The Solar System has a second plane where objects orbit the Sun

Almost all the objects orbiting the sun live in a particular plane, called the ecliptic plane. But a recent analysis of long-period comets reveals a second home, a so-called “empty ecliptic”. And it may be populated with comets dragged there by none other than the gravity of the Milky Way galaxy.

When solar systems like ours first start forming, they compress from a loose-and-irregular cloud of gas and dust into a rapidly spinning, thin, flat disk. All the planets, the asteroids, and the comets form in this disk. Once that disk disappears (either through its material accreting onto planets or it getting blasted by outbursts from the young sun), all the objects still maintain that original orbital preference, something called the ecliptic plane.

You can see this effect today, as you watch the sun, the moon, and all the planets travel along roughly the same track on the sky.

The comets are another story. While they initially formed along with everyone else on the ecliptic plane, their gravitational interactions with the outer planets forced them into other, essentially random orbits around the sun. That’s why comets enter our skies from all sorts of directions.

But the distribution of comets in our solar system may not be too random, according to new research appearing the Astronomical Journal. That analysis found that long-period comets tend to also prefer a second plane of the solar system.

This plane, known as the “empty ecliptic” because it started out barren and was later filled with comets, sits at a very precise angle relative to the original ecliptic plane. The ecliptic itself sits at 60 degrees relative to the plane of our Milky Way galaxy (in other words, our solar system is tilted by 60 degrees relative to the galaxy), while the empty ecliptic sits at 60 degrees in the opposite direction.

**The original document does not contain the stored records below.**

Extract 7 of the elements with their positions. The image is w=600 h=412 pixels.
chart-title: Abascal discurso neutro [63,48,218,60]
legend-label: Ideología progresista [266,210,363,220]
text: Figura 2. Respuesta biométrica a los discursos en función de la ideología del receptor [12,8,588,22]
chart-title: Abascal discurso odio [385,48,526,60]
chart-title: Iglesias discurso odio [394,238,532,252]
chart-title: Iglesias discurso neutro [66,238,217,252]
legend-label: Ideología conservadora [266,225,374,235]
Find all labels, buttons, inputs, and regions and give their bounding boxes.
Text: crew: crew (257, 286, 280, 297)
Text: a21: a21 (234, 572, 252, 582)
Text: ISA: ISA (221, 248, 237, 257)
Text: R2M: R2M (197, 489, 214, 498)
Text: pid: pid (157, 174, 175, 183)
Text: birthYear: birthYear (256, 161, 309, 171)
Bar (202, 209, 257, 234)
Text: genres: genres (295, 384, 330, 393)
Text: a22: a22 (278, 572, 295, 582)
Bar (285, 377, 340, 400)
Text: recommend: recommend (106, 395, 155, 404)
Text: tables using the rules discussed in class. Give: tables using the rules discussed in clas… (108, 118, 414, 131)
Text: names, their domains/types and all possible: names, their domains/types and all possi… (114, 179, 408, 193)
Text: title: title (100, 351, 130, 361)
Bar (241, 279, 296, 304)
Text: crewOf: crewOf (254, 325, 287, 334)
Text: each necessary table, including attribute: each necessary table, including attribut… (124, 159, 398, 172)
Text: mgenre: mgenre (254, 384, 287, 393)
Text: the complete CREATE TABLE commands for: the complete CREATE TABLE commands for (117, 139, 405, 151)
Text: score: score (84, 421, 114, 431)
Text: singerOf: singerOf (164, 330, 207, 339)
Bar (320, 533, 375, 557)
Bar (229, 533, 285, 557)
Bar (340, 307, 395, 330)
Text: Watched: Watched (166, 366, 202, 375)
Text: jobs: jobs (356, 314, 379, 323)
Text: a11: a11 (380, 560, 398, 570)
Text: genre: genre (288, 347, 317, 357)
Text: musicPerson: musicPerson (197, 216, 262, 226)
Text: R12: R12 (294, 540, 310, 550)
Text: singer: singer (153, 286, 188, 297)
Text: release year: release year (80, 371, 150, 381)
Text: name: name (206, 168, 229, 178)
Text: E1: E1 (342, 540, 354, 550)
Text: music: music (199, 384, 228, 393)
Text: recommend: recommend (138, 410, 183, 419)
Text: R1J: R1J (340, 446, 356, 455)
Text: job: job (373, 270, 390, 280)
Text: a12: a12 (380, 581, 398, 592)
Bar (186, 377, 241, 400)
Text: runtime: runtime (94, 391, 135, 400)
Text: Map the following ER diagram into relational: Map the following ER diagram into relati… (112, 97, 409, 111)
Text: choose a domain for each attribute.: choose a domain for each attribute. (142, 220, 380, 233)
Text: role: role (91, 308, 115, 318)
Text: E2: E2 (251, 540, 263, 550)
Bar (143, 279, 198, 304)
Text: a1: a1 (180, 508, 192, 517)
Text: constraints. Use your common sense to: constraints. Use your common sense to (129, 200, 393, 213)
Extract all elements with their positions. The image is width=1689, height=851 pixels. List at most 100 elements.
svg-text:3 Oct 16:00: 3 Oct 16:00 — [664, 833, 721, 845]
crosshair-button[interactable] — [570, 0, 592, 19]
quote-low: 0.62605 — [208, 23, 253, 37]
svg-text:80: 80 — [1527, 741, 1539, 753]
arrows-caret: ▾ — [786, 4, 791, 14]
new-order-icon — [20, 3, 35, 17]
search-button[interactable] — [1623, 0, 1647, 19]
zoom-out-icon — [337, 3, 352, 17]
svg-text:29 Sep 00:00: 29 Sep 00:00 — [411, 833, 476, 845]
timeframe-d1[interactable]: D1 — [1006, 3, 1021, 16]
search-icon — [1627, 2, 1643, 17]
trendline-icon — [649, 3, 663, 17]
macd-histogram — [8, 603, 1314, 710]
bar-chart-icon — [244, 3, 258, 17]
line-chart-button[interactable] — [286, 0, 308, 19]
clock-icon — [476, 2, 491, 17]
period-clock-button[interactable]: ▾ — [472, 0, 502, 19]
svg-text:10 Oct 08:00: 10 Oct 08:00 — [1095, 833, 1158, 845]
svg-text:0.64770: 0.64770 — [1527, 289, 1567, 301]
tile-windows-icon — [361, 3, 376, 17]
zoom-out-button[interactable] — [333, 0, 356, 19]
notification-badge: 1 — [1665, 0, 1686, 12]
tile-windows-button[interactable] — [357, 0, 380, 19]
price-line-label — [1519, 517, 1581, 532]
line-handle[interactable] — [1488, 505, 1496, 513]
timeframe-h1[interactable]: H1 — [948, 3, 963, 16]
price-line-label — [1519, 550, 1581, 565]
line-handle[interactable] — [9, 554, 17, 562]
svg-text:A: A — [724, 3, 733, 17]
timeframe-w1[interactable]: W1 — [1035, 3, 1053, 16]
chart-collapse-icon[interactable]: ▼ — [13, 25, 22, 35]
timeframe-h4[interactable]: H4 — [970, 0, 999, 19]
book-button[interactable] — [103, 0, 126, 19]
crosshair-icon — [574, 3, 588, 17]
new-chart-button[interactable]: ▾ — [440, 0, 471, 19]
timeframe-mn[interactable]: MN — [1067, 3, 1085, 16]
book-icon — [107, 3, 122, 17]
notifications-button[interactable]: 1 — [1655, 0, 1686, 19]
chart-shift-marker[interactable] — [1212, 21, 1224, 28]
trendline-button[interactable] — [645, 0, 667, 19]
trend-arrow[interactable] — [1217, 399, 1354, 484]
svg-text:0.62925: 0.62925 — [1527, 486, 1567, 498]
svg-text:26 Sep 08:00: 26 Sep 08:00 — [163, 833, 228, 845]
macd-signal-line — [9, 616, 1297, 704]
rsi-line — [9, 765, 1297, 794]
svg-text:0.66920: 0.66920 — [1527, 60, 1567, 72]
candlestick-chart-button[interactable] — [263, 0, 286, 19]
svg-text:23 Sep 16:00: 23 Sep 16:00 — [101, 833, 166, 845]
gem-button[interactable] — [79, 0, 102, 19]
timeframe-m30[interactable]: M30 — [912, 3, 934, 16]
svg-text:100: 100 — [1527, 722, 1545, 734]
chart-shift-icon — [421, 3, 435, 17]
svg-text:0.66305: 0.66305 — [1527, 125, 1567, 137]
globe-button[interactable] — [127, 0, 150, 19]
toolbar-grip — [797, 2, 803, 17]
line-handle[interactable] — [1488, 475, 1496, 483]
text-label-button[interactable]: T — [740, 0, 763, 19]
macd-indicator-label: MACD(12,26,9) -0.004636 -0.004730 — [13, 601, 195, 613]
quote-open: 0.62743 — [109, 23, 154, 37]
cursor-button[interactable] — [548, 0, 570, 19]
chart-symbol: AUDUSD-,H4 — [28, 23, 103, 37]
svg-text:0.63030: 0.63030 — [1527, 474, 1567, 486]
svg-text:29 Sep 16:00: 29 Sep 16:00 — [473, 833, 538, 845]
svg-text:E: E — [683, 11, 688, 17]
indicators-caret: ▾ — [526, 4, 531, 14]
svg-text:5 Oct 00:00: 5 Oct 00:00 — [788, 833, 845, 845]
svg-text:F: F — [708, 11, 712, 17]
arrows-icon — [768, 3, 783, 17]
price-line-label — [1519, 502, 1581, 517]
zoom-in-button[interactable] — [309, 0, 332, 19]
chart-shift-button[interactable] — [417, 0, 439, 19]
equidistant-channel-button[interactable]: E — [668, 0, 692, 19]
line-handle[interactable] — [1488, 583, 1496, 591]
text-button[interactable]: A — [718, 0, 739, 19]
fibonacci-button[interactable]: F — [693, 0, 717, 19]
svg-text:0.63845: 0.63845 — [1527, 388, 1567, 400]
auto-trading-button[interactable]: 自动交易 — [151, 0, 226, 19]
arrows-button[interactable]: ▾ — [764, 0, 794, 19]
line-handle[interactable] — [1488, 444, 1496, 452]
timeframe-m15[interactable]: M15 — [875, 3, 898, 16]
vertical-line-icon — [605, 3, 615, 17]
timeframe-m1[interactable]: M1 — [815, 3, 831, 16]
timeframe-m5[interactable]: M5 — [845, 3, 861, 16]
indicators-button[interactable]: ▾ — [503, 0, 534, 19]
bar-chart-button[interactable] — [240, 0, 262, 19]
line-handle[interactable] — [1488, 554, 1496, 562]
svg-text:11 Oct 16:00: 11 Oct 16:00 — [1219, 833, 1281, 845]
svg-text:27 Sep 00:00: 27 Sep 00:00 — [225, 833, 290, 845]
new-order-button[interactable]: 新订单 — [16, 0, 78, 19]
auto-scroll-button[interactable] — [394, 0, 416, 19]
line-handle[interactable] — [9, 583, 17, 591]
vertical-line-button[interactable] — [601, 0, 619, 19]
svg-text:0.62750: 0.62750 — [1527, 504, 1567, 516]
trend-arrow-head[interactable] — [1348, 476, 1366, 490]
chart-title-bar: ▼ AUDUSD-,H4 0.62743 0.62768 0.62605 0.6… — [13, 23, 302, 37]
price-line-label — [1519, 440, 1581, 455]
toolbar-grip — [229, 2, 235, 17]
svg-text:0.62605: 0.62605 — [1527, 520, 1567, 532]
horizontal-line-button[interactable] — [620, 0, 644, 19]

This lead the researchers to conclude that the environment of our solar system – namely, the gravitational differences surrounding us – play a role in shifting and shaping the orbits of long-period comets.

These results aren’t nearly cut-and-dry, however. Comets do have all sorts of orbits, with just a general vague preference to either hang out in the either the normal or empty ecliptic, but even then the most-preferred location isn’t exactly on either one. Understanding why this is the case can help astronomers understand how the galaxy itself shaped the evolution of our solar system.